Sevgili Tahir Elçi‘nin parka verilen adını bile değiştirdiniz.
Sonra da demokrasiymiş…
Değişimmiş…
Reformmuş…
Atılımmış…
Hadi ordan!
Çocuk mu kandırıyorsunuz?
Bir tek Cumhuriyet gazetesine yapılanlar, sizin demokrasiyle hukukla işiniz olmadığını çırılçıplak sergiler.
Bir tek Sözcü gazetesine daha dün yapılanlar, sizin demokrasiyle hukukla işiniz olmadığını çırıl çıplak sergiler.

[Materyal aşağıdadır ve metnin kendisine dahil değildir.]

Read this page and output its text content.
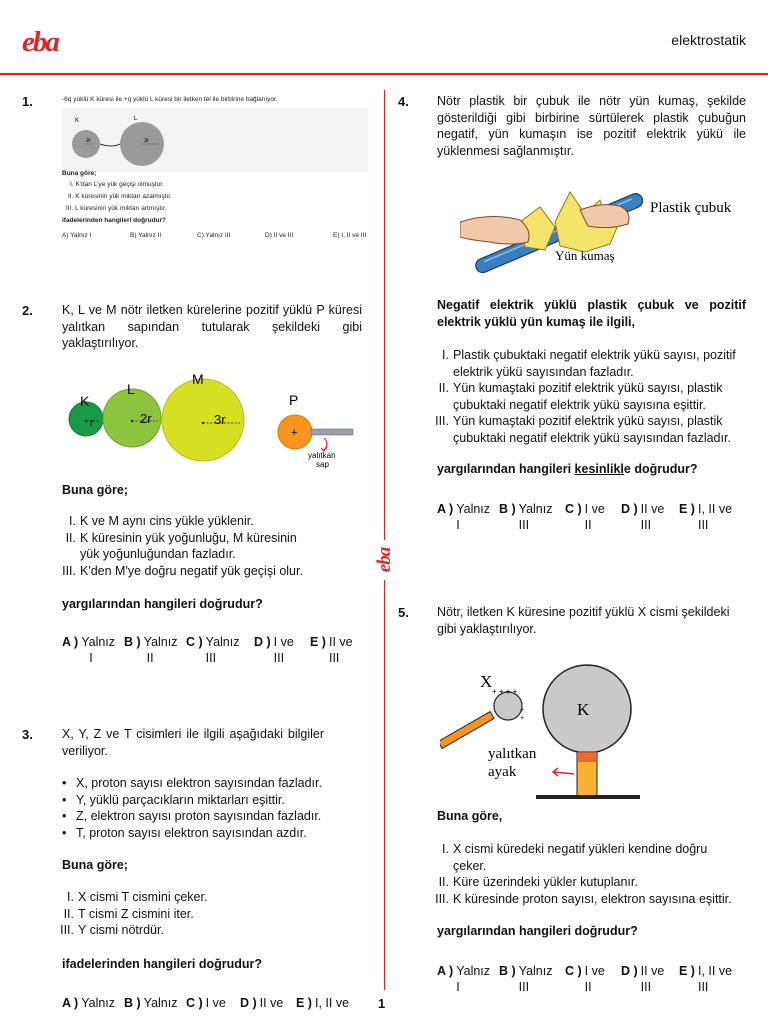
eba	elektrostatik
eba
1.	-6q yüklü K küresi ile +q yüklü L küresi bir iletken tel ile birbirine bağlanıyor.
K	L
2r	3r
Buna göre;
I. K'dan L'ye yük geçişi olmuştur.
II. K küresinin yük miktarı azalmıştır.
III. L küresinin yük miktarı artmıştır.
ifadelerinden hangileri doğrudur?
A) Yalnız I	B) Yalnız II	C) Yalnız III	D) II ve III	E) I, II ve III
2. K, L ve M nötr iletken kürelerine pozitif yüklü P küresi
yalıtkan sapından tutularak şekildeki gibi
yaklaştırılıyor.
K
L
M
r	2r	3r
P
+
yalıtkan
sap
Buna göre;
I. K ve M aynı cins yükle yüklenir.
II. K küresinin yük yoğunluğu, M küresinin yük yoğunluğundan fazladır.
III. K'den M'ye doğru negatif yük geçişi olur.
yargılarından hangileri doğrudur?
A ) Yalnız
I
B ) Yalnız
II
C ) Yalnız
III
D ) I ve
III
E ) II ve
III
3. X, Y, Z ve T cisimleri ile ilgili aşağıdaki bilgiler
veriliyor.
• X, proton sayısı elektron sayısından fazladır.
• Y, yüklü parçacıkların miktarları eşittir.
• Z, elektron sayısı proton sayısından fazladır.
• T, proton sayısı elektron sayısından azdır.
Buna göre;
I. X cismi T cismini çeker.
II. T cismi Z cismini iter.
III. Y cismi nötrdür.
ifadelerinden hangileri doğrudur?
A ) Yalnız B ) Yalnız C ) I ve D ) II ve E ) I, II ve
4. Nötr plastik bir çubuk ile nötr yün kumaş, şekilde
gösterildiği gibi birbirine sürtülerek plastik çubuğun
negatif, yün kumaşın ise pozitif elektrik yükü ile
yüklenmesi sağlanmıştır.
Plastik çubuk
Yün kumaş
Negatif elektrik yüklü plastik çubuk ve pozitif
elektrik yüklü yün kumaş ile ilgili,
I. Plastik çubuktaki negatif elektrik yükü sayısı, pozitif elektrik yükü sayısından fazladır.
II. Yün kumaştaki pozitif elektrik yükü sayısı, plastik çubuktaki negatif elektrik yükü sayısına eşittir.
III. Yün kumaştaki pozitif elektrik yükü sayısı, plastik çubuktaki negatif elektrik yükü sayısından fazladır.
yargılarından hangileri kesinlikle doğrudur?
A ) Yalnız
I
B ) Yalnız
III
C ) I ve
II
D ) II ve
III
E ) I, II ve
III
5. Nötr, iletken K küresine pozitif yüklü X cismi şekildeki
gibi yaklaştırılıyor.
+ + + +
+
+
X
K
yalıtkan
ayak
Buna göre,
I. X cismi küredeki negatif yükleri kendine doğru çeker.
II. Küre üzerindeki yükler kutuplanır.
III. K küresinde proton sayısı, elektron sayısına eşittir.
yargılarından hangileri doğrudur?
A ) Yalnız
I
B ) Yalnız
III
C ) I ve
II
D ) II ve
III
E ) I, II ve
III
1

Bir tek Oğuz Güven‘e, bir tweet yüzünden hapse attığınız sevgili Oğuz’a yapılanlar, sizin demokrasiyle hukukla işiniz olmadığını çırılçıplak sergiler.
Bir tek Ali Bulaç‘a yapılanlar, -onun beni aç koyun kitapsız bırakmayın çığlığına kulak tıkayabilenler- sizin demokrasiyle hukukla vicdanla işiniz olmadığını çırıl çıplak sergiler.
Bir tek üniversiteye, özgürlük diyen akademisyenlere yapılanlar, -yani bir tek cumhuriyet tarihinin en büyük üniversite kıyımı- sizin demokrasiyle hukukla işiniz olmadığını çırılçıplak sergiler.
O kadar çok günahınız var ki.
Demokrasi dediniz, demokrasiye sırtınızı döndünüz.
Hukuk dediniz, hukuka sırtınızı döndünüz.
Darbeye karşıyız dediniz, darbe yaptınız.
28 Şubat acıları dediniz, o acıların bin beterini yaşatmaya başladınız.
Bu ülkede ‘barış‘ın dibine kibrit suyu ektiniz.
Çünkü, bu ülkenin rengarenk farklılıklarına kendi hayat tarzınızı, kendi bakış açınızı dayatmaya kalktınız.
Herkes sizin gibi yatıp kalksın, sizin gibi yaşasın, sizin gibi düşünsün istediniz.
Böylesine rangarenk farklılıkların olduğu bir ülkede tek tip bir hayat tarzını dayatmak kalkışmak çılgınlıktır.
Cehennem kapılarını açmaktır.
Barış düşmanlığı yapmaktır.
Bu gerçeğin farkında değilsiniz değil mi? Bu gerçeği öğrenemediniz değil mi? Öğrenmek işinize gelmedi değil mi?
Malum bunlar.
Biliyoruz.
Bütün derdiniz, cumhuriyetten intikam almak…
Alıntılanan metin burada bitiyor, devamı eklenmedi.